Dave Nicklaus has an interesting article in today's Post-Dispatch about how many local firms have job openings but are having difficulty finding people with the right skills. Nicklaus is certainly right that there should be "long-term thinking about the supply side" of the labor market to make sure that people have the skills demanded by potential employers. This is true at any time, but the lack of such policies in the past make it more difficult to climb out of our current mess. Personally, I don't really see the lack of lifetime learning discussed in the article to be that big of a deal relative to the lack of learning during the first 18 years of many persons' lives.
On many occasions prior to the recession I would come across someone in the retail sector who was so incompetent that I was amazed that he or she was even employed. I'm pretty sure that those people are currently among the ranks of the unemployed. But when the economy is booming, even the incompetent seem to be in demand and firms are not as fussy as they are now. If the economy wasn't in the toilet, imagine how in-demand the millions of unemployed-but-competent people would be.

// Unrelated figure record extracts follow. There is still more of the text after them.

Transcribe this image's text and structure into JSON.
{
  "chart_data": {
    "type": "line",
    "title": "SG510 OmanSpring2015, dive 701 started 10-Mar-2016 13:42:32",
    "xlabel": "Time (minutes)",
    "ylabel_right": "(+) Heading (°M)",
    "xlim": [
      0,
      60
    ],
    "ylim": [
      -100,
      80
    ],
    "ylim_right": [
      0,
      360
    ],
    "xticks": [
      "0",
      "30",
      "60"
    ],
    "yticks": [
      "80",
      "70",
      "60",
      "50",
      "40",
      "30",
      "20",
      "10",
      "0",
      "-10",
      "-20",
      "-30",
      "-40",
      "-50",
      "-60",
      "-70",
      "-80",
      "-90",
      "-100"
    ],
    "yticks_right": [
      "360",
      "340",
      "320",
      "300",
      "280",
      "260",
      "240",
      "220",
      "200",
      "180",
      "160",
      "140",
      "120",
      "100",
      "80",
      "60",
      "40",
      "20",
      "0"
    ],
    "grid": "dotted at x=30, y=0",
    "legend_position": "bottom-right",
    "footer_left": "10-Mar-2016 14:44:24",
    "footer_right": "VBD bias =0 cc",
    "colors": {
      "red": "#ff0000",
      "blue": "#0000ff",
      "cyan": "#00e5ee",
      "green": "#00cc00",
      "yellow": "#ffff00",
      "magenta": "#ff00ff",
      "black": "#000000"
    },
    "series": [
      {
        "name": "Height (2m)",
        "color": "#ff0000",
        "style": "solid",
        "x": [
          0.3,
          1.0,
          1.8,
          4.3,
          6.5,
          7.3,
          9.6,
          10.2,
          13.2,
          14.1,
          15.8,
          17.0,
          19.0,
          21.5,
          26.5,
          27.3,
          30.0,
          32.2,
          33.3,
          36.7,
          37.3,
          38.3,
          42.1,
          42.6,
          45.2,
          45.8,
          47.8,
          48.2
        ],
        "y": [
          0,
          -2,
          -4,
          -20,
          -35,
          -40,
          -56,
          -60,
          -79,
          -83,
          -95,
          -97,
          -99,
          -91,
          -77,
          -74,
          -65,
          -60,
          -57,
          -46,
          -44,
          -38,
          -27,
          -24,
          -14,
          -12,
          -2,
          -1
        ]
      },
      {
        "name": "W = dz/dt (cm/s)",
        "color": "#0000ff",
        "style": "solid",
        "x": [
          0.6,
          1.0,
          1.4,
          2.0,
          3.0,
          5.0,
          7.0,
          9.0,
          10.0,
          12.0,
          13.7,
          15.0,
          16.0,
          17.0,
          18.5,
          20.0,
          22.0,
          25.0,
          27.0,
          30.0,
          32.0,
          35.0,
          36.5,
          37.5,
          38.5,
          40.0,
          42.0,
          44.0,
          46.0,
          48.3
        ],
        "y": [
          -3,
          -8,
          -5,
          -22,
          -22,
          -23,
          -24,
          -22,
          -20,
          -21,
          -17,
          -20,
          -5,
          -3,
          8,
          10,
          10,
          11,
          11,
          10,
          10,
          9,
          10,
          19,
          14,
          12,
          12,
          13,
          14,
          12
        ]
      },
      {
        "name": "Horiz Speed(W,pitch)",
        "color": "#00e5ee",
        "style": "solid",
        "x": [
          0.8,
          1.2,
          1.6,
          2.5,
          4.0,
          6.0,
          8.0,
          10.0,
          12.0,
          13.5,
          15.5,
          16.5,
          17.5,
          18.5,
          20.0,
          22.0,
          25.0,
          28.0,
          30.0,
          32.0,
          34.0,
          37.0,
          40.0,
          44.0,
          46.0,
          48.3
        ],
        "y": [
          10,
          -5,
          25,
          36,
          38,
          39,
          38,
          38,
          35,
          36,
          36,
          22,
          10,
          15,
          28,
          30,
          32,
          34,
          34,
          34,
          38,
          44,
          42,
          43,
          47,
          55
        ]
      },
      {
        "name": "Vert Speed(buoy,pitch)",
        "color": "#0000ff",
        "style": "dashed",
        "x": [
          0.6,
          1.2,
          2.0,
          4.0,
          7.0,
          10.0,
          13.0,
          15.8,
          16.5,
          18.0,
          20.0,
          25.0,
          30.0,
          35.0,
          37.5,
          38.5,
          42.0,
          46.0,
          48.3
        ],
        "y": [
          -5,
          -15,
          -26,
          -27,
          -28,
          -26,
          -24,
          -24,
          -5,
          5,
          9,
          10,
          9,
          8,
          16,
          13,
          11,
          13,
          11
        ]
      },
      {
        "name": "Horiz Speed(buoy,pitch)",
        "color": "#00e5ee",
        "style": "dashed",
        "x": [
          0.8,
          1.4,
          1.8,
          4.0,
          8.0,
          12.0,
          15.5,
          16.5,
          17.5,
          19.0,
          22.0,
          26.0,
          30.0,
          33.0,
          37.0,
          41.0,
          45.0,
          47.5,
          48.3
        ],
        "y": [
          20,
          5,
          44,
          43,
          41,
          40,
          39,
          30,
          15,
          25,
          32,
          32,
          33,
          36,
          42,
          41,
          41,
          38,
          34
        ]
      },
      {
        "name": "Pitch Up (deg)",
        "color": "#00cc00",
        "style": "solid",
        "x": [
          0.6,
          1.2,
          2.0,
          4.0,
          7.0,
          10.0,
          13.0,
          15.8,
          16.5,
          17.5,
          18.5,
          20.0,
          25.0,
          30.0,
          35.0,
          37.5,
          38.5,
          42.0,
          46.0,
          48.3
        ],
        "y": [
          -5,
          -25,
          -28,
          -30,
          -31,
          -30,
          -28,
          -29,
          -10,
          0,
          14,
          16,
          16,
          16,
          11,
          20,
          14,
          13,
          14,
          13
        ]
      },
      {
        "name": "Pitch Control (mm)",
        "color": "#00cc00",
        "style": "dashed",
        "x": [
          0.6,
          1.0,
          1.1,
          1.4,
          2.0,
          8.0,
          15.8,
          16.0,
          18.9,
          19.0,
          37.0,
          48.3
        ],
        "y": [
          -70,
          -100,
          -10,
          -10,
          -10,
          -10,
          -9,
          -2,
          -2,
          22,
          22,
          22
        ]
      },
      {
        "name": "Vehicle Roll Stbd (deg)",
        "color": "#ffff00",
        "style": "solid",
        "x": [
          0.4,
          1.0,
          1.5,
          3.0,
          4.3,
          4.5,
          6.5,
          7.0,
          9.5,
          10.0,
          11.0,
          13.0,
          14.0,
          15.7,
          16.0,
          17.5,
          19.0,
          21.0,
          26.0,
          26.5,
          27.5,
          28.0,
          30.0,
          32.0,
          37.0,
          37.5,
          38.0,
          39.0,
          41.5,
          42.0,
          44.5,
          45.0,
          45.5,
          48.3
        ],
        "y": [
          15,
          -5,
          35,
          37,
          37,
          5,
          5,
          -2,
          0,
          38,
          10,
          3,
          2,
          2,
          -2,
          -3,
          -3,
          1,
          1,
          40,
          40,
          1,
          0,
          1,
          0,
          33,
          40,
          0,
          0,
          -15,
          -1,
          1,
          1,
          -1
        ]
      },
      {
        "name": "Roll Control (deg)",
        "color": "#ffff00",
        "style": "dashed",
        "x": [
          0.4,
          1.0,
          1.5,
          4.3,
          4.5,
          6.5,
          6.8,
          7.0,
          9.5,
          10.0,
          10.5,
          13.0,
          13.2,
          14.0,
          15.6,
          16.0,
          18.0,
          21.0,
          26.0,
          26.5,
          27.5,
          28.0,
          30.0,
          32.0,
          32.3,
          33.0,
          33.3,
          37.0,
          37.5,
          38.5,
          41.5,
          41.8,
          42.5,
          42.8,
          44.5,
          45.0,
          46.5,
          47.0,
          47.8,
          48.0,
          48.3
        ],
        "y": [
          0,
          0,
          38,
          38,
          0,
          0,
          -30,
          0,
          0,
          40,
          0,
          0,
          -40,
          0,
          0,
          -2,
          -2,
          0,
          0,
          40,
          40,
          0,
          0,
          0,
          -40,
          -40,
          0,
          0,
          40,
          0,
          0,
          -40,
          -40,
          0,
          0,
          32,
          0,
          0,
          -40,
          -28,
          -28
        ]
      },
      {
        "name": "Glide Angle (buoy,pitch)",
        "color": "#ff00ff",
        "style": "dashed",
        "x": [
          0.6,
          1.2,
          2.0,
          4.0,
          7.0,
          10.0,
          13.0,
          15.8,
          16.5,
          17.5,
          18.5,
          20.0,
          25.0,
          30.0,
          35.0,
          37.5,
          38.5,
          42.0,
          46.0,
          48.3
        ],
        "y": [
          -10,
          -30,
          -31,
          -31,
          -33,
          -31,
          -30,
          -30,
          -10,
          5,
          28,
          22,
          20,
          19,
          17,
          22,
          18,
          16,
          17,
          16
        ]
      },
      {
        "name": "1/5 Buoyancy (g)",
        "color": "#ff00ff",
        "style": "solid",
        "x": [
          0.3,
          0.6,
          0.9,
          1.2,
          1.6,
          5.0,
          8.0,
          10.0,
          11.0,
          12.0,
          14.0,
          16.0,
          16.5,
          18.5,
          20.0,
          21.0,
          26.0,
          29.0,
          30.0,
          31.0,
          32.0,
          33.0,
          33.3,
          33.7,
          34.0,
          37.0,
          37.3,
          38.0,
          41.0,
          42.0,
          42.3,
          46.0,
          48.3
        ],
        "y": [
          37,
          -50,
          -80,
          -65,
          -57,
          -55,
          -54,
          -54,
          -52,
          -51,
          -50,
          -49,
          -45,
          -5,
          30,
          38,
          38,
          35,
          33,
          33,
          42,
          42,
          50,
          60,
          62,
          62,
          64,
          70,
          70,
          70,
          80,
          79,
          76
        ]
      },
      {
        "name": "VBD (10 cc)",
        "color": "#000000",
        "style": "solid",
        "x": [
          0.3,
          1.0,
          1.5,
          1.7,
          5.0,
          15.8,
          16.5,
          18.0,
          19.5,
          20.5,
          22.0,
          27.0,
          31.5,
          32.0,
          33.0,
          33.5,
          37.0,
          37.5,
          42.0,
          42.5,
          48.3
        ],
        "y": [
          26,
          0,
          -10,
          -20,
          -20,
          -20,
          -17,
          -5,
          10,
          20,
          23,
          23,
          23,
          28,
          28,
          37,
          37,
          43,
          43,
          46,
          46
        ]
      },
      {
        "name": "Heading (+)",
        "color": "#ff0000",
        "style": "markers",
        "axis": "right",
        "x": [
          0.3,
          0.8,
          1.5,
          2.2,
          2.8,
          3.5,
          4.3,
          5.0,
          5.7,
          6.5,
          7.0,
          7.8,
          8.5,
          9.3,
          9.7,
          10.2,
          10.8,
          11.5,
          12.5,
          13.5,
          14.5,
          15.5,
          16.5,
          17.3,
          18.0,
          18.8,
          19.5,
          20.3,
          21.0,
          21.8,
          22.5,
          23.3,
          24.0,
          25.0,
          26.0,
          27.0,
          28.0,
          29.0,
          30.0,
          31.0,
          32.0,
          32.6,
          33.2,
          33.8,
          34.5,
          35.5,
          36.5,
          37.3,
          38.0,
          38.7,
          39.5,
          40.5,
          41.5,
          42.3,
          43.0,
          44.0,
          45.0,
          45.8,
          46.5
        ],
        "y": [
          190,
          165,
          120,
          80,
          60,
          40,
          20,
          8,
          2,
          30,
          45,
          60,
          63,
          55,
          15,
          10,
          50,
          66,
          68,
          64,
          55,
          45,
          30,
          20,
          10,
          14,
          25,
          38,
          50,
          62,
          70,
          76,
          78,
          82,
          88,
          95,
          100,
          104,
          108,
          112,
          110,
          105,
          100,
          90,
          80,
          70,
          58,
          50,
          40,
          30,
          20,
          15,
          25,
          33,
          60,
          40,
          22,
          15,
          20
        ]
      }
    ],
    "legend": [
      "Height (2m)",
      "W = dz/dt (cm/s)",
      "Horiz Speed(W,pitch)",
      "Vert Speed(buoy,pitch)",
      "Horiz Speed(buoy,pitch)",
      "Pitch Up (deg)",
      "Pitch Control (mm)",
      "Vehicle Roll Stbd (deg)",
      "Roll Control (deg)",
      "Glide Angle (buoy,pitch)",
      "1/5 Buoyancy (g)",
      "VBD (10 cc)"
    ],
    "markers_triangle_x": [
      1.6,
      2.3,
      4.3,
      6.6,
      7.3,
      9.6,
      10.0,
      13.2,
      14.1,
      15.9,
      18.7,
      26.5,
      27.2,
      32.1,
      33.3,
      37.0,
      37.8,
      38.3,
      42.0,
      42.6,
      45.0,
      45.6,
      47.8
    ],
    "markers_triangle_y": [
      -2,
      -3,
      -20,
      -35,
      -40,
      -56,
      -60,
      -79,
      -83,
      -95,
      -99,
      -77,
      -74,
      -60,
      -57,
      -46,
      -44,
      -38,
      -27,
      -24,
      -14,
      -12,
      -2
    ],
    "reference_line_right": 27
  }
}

In short, with a strong economy skills shortages and mismatches are much less important. The priority remains getting the economy going, which requires tax reform and a reversal of most of the regulatory burden and anti-business policies that have been put in place the last few years. And, as always, we should be working to improve basic education. Without the basics, no amount of targeted job retraining and continuous talent development will be enough to make much of a dent.